Y=Positive (Has thyroid disease)

4.2 Parameters Settings

Before inputting the attributes into the ARM algorithms, pre-processing of the input variables was conducted for both datasets. This study follows a rigorous mechanism for the experimental implementations. Specifically, the dataset has been processed with the following requirements:

  • Instances with any missing values were removed.

  • Numerical variables were discretized and assigned with distinct values.

  • Different class of thyroid disease was split for knowledge extraction separately (i.e., healthy and sick groups were analyzed separately).

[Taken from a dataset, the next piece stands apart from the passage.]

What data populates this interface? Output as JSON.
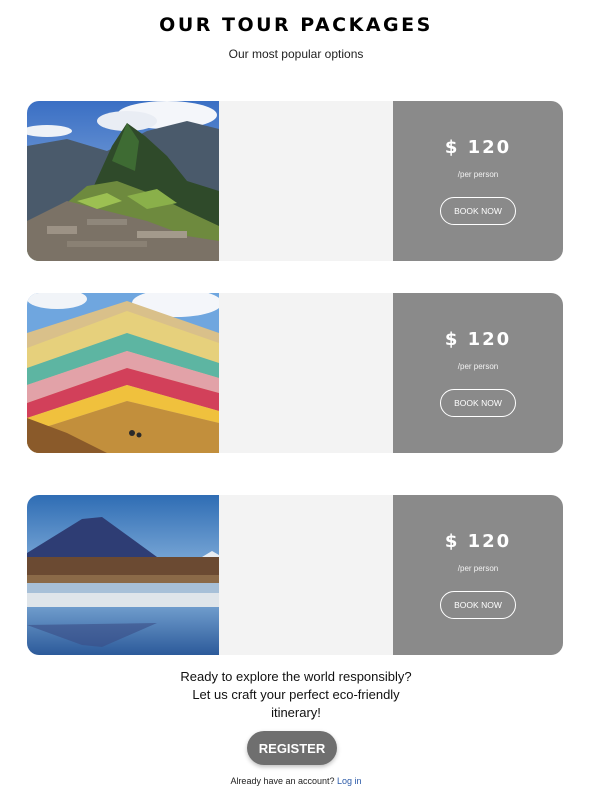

Furthermore, in order to better ensure the fairness and equity of the extracted knowledge from the two algorithms, the support and confidence thresholds were set to 0.6 and 0.9, respectively, for both datasets during the association rule mining implementation stage.

5 Results

Following the procedures demonstrated in the proposed framework, the rules extracted by the Apriori and the FP-Tree algorithms were compared and analyzed. Based on our analysis, the Apriori and the FP-Growth Tree algorithms produced similar results. Therefore, only the mutual rules from both algorithms were selected and exhibited in this study. And this section displays the extracted mutual rules.

5.1 Dataset-I Results

Based on the analysis of the 21 features from the sick thyroid dataset, Table 3 exhibits the extracted rules for both healthy and sick groups of patients. Specifically, in the healthy group, a history of I131 treatment plays a significant role in determining the current status of thyroid disease. When the target patients have no history of I131 treatment or hypopituitary, they are less likely to be diagnosed with thyroid disease with a support value of 0.98 and a confidence value of 1.00. Besides, when the instance has no history of I131 treatment or hyperthyroid, he/she is very likely to be in the healthy group with a support of 0.92 and confidence of 1.00.

Table 3.

Dataset-I Thyroid Disease Dataset Results.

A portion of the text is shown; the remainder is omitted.